Das Videostreaming war 2024 das am schnellsten wachsende Segment mit einem Zuwachs von 18 Prozent. Insbesondere werbefinanzierte Modelle legten um 37 Prozent zu. Dies liegt teilweise daran, dass Verbraucher nach Kosteneinsparungen suchen und angesichts steigender Abonnementgebühren günstigere, werbeunterstützte Dienste bevorzugen.

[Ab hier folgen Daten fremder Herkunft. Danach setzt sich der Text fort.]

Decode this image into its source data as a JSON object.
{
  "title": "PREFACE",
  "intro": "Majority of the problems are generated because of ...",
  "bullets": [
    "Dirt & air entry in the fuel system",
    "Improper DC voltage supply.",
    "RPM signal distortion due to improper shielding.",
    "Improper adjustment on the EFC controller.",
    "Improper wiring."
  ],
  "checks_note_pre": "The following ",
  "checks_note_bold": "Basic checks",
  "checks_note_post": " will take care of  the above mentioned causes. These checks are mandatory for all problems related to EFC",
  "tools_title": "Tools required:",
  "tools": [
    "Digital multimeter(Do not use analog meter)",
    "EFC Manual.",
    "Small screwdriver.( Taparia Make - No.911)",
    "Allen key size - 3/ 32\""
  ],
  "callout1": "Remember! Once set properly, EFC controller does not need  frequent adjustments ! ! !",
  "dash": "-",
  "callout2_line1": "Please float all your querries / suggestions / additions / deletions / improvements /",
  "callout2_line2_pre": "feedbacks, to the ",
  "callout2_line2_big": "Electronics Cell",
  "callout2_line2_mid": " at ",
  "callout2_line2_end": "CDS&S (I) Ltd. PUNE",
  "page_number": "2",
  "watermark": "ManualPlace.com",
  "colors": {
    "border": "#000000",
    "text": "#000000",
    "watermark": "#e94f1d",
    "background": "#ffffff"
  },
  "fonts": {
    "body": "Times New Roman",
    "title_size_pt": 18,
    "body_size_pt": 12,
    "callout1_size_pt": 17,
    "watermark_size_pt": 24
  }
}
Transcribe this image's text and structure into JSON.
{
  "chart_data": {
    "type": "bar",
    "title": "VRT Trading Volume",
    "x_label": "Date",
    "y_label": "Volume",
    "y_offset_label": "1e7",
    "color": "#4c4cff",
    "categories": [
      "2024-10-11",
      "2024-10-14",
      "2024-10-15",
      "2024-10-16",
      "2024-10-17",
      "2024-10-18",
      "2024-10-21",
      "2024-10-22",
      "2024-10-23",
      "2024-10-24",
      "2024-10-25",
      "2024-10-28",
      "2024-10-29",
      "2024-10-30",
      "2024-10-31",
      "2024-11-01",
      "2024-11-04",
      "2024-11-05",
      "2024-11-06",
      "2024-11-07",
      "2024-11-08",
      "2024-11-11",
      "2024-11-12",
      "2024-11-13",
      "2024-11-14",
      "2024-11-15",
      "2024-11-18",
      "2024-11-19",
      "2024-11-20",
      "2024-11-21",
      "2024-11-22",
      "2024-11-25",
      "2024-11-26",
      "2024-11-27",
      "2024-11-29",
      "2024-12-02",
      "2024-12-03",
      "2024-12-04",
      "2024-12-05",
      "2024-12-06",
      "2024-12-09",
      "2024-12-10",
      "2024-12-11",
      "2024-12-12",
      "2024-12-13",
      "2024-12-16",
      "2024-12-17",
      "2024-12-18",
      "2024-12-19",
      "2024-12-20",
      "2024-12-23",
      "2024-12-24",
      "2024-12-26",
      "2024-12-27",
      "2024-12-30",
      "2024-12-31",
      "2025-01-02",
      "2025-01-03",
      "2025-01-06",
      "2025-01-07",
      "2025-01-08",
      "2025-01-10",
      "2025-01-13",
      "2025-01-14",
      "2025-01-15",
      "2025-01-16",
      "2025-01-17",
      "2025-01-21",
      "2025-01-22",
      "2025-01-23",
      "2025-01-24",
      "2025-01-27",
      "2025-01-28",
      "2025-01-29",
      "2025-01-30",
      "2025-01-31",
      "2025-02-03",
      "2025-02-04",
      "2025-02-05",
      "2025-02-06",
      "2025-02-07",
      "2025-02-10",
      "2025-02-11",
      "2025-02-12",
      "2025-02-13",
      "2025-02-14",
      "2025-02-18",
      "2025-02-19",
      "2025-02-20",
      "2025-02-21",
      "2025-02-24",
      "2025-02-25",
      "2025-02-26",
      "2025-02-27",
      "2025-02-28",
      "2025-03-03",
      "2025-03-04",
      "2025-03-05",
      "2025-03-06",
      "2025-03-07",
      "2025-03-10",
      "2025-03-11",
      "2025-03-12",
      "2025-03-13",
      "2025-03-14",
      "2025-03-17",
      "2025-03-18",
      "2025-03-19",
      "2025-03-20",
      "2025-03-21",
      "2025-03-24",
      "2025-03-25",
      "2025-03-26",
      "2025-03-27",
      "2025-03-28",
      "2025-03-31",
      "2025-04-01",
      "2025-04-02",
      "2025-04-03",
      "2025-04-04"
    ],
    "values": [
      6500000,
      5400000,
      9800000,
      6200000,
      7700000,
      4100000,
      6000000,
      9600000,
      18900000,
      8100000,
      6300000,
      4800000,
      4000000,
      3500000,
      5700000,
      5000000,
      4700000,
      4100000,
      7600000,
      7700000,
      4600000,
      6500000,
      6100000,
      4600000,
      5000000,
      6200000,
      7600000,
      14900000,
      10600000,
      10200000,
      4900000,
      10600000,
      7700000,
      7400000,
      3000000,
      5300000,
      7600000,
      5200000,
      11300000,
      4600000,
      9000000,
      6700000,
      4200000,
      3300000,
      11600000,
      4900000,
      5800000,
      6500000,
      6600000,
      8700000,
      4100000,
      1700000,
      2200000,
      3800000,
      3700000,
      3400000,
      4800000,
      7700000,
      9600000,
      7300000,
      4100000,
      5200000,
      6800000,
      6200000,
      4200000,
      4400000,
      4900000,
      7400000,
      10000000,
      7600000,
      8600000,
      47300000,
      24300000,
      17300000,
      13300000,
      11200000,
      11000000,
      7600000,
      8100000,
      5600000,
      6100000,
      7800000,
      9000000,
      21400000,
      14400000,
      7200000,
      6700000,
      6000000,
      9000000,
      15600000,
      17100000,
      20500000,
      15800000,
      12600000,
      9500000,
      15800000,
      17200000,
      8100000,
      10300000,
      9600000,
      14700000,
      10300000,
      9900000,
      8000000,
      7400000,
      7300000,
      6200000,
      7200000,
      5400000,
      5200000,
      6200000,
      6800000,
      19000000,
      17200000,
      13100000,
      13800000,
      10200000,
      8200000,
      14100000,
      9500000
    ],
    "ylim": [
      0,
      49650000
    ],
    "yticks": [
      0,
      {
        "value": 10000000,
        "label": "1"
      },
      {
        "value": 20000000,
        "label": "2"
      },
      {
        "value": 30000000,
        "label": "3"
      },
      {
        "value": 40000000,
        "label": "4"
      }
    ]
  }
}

Plattformen wie Netflix und Disney+ bieten mittlerweile Werbevarianten an.
Der Musikmarkt zeigt ein anderes Bild. Im Jahr 2025 erzielten die deutschen Musikverkäufe 2,42 Milliarden Euro, wobei Streaming 84,4 Prozent ausmachte. Im Gegensatz zu Video spielen werbefinanzierte Musikdienste eine untergeordnete Rolle, da Hörer Werbeunterbrechungen zwischen Liedern als deutlich störender empfinden als vor Filmbeginn.
Gaming stellt eine weitere bedeutende Säule der deutschen Unterhaltungsindustrie dar. Im Jahr 2025 erwirtschaftete der deutsche Games-Sektor 9,4 Milliarden Euro Umsatz, ein Plus von vier Prozent gegenüber dem Vorjahr. Online-Gaming-Dienste überschritten erstmals die Milliarden-Euro-Marke und haben sich seit 2019 verdoppelt.
Mit der wachsenden Vielfalt an Konsumentenoptionen steigt auch der Bedarf an Vergleichsplattformen. Sowohl im Streaming- als auch im Gaming-Bereich wächst die Nachfrage nach transparenten und informativen Diensten. Unternehmen, die den Nutzern faktenbasierte Informationen liefern, binden sie wahrscheinlich langfristig.